André Ventura anunciou a recandidatura à liderança do CHEGA e a convocação de um congresso eletivo para maio. O líder da oposição diz que o partido entra num “novo ciclo”, reafirma a luta contra corrupção, subsidiodependência e ideologia de género e garante: “Vencer é condição para transformar”.

© Folha Nacional

O presidente do CHEGA, André Ventura, anunciou esta terça-feira, na sede nacional do partido, que se recandidatará à liderança no próximo Congresso Nacional, marcado para os dias 8, 9 e 10 de maio. A decisão surge após as eleições presidenciais, realizadas em duas voltas, e na sequência da necessidade de adequação interna ao acórdão do Tribunal Constitucional.

O Congresso terá caráter eletivo, com a escolha de todos os órgãos nacionais e uma reorganização estrutural do partido. A eleição dos delegados decorrerá em abril, num processo que, segundo Ventura, será “organizado e disciplinado”, envolvendo mais de 80 mil militantes inscritos.

Na sua intervenção, o líder oposição descreveu as presidenciais como um momento de “reflexão e consolidação”, salientando que o partido se afirmou como segunda força política nacional. Recordou ainda que, quando assumiu a liderança em 2019, estabeleceu como meta tornar o CHEGA o maior partido do país no prazo de oito anos, objetivo que reafirma manter.
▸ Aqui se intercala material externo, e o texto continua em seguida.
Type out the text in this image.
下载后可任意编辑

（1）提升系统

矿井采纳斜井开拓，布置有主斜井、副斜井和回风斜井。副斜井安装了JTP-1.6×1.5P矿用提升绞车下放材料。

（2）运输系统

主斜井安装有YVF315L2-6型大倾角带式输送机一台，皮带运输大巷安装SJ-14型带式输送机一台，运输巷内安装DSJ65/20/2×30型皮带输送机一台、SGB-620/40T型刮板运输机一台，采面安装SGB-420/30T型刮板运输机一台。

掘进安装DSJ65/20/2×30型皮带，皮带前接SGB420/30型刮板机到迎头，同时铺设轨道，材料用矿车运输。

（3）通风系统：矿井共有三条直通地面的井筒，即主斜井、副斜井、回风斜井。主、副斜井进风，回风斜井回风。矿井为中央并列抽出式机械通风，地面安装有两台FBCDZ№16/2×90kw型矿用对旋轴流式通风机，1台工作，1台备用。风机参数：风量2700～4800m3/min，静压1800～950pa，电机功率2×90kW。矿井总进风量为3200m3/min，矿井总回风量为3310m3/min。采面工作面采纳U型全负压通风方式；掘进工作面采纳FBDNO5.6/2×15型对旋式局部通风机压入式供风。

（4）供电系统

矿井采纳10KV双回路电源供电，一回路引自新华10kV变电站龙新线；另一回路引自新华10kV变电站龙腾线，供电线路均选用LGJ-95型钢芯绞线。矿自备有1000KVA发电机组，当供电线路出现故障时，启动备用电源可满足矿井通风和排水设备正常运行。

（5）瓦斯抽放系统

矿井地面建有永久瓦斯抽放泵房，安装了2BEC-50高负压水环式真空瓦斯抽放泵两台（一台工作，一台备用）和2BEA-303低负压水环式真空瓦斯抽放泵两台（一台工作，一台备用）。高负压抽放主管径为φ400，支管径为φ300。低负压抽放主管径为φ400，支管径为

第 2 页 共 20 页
Ventura destacou os 33% alcançados na segunda volta das presidenciais como um sinal inequívoco de afirmação política e defendeu que a vitória eleitoral é condição indispensável para concretizar mudanças estruturais. Considera que o novo ciclo exige reforço interno e consolidação externa, mantendo como prioridades o combate à corrupção, à ideologia de género e à subsidiodependência.
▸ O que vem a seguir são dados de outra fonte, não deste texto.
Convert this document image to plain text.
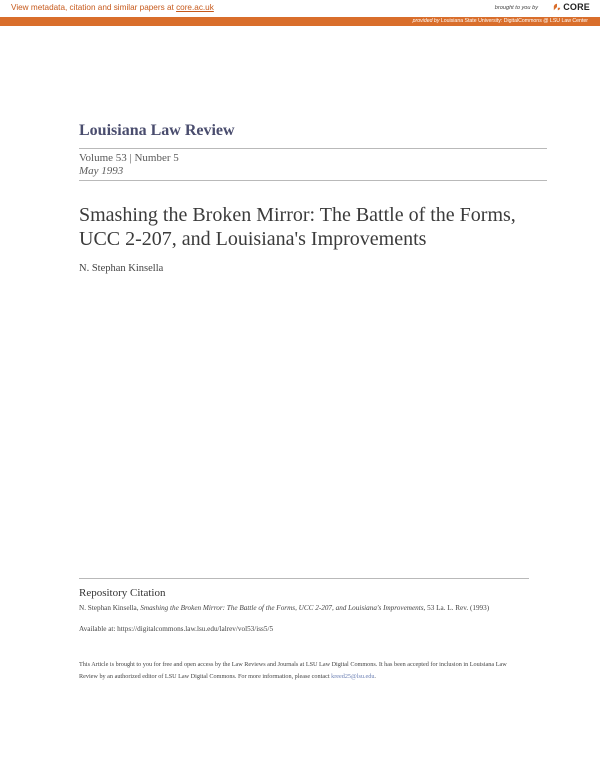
View metadata, citation and similar papers at core.ac.uk	brought to you by	CORE
provided by Louisiana State University: DigitalCommons @ LSU Law Center
Louisiana Law Review
Volume 53 | Number 5
May 1993
Smashing the Broken Mirror: The Battle of the Forms, UCC 2-207, and Louisiana's Improvements
N. Stephan Kinsella
Repository Citation
N. Stephan Kinsella, Smashing the Broken Mirror: The Battle of the Forms, UCC 2-207, and Louisiana's Improvements, 53 La. L. Rev. (1993)
Available at: https://digitalcommons.law.lsu.edu/lalrev/vol53/iss5/5
This Article is brought to you for free and open access by the Law Reviews and Journals at LSU Law Digital Commons. It has been accepted for inclusion in Louisiana Law Review by an authorized editor of LSU Law Digital Commons. For more information, please contact kreed25@lsu.edu.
O líder do segundo maior partido sublinhou igualmente que o CHEGA se tornou o principal rosto da oposição e reiterou que Portugal necessita de “liderança e rutura com o sistema”, defendendo um partido “abrangente e determinado”.
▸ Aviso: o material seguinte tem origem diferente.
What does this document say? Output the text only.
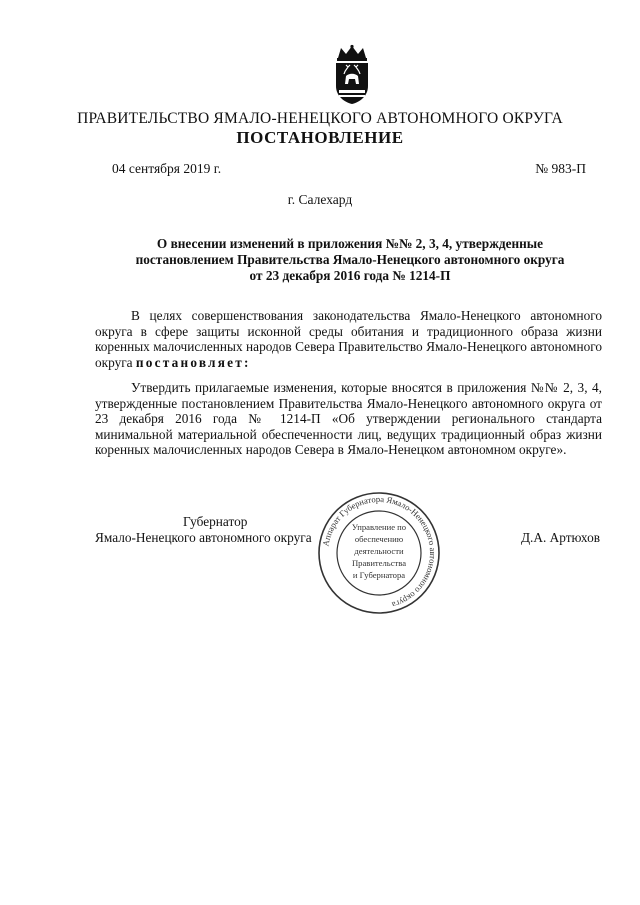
ПРАВИТЕЛЬСТВО ЯМАЛО-НЕНЕЦКОГО АВТОНОМНОГО ОКРУГА
ПОСТАНОВЛЕНИЕ
04 сентября 2019 г.	№ 983-П
г. Салехард
О внесении изменений в приложения №№ 2, 3, 4, утвержденные
постановлением Правительства Ямало-Ненецкого автономного округа
от 23 декабря 2016 года № 1214-П
В целях совершенствования законодательства Ямало-Ненецкого автономного округа в сфере защиты исконной среды обитания и традиционного образа жизни коренных малочисленных народов Севера Правительство Ямало-Ненецкого автономного округа постановляет:
Утвердить прилагаемые изменения, которые вносятся в приложения №№ 2, 3, 4, утвержденные постановлением Правительства Ямало-Ненецкого автономного округа от 23 декабря 2016 года № 1214-П «Об утверждении регионального стандарта минимальной материальной обеспеченности лиц, ведущих традиционный образ жизни коренных малочисленных народов Севера в Ямало-Ненецком автономном округе».
Губернатор
Ямало-Ненецкого автономного округа	Д.А. Артюхов
Аппарат Губернатора Ямало-Ненецкого автономного округа
Управление по
обеспечению
деятельности
Правительства
и Губернатора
Sem abdicar da estabilidade institucional, garantiu que não aceitará cedências à cultura ‘woke’ ou à corrupção, afirmando que o próximo Congresso será determinante para preparar o futuro político do partido.

“Colocamos o futuro do CHEGA nas mãos dos militantes”, declarou, apresentando a recandidatura como um sinal de continuidade, ambição e confiança num projeto que pretende reforçar a sua posição no panorama político nacional.